Greece blasts EU over migrant sharing
“We are angry with Europe (because) it must finally meet its obligations,” both in terms of transferring migrants and in terms of helping implement an EU-Turkey deal, migration minister Yannis Mouzalas told the Ert1 public TV channel.
He was commenting as a group of 111 Syrian refugees left Greece for Finland, under a program of redistributing migrants across the EU to share the burden of Europe’s biggest migrant crisis since World War II.
“Today, a year after this program was launched,” Athens’ EU partners “have only taken charge of 5,000 refugees from Greece, while it promised to take in 33,000 of them” over the first year, and as many again between now and the end of 2017, he added.
Specifically he condemned the “sabotage” of the EU plan by the so-called Visegrad group of countries — Hungary, Poland, the Czech Republic and Slovakia — who are fiercely opposed to it, and against whom Athens is seeking EU sanctions.
The European Commission initially suggested that countries which fail to meet their obligations under the EU scheme could face financial penalties, but has not followed through on that warning.
Mouzalas blasted the lack of European support to implement the EU-Turkey deal, under which migrants who arrived in the Greek islands after March 20, including Syrian refugees, could be sent back to Turkey.
“The EU must support this agreement.
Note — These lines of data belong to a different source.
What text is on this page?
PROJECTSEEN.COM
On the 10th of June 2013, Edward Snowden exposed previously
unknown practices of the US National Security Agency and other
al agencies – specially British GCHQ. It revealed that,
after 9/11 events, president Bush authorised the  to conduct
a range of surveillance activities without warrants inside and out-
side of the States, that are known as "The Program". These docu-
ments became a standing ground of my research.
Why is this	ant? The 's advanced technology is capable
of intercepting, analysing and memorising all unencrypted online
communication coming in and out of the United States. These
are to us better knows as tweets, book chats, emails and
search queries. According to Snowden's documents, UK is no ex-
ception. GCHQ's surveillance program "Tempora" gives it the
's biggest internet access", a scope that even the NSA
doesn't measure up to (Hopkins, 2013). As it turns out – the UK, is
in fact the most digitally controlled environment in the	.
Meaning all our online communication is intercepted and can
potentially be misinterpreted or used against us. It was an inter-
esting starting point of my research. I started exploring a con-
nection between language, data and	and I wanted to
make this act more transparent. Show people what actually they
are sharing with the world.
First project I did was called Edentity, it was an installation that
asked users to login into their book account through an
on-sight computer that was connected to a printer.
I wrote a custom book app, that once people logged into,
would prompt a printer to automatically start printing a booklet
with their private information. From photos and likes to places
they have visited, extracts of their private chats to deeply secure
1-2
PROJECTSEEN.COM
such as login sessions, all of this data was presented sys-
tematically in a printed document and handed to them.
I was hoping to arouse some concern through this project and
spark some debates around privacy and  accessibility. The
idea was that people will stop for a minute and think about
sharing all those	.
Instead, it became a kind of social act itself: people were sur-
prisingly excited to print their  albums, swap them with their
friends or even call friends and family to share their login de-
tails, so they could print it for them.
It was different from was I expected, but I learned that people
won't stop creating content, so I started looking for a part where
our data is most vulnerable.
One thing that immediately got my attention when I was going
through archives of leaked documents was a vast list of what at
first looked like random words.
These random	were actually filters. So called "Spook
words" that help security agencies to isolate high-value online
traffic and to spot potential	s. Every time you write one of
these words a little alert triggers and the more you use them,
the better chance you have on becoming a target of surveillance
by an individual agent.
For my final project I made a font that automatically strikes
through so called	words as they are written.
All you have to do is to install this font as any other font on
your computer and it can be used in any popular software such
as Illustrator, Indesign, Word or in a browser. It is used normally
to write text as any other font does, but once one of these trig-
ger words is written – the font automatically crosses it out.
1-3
It’s not a question of showing solidarity with Greece. It’s an obligation,” he said.
Under the deal, the EU promised to provide experts to help Greece organise the return of migrants in line with asylum rules. But these reinforcements “are absent,” he said.
Greek services are overwhelmed because most of the migrants have filed asylum requests in a bid to delay or block their return to Turkey, producing an “excessive concentration” in the Aegean islands, he said.
The presence of nearly 16,000 migrants there has prompted repeated spikes in tension, he said.
Athens wants to transfer some of these migrants to centres on the Greek mainland, but faces opposition from its EU partners who fear a mass resurgence of unregulated migrants heading north, he said.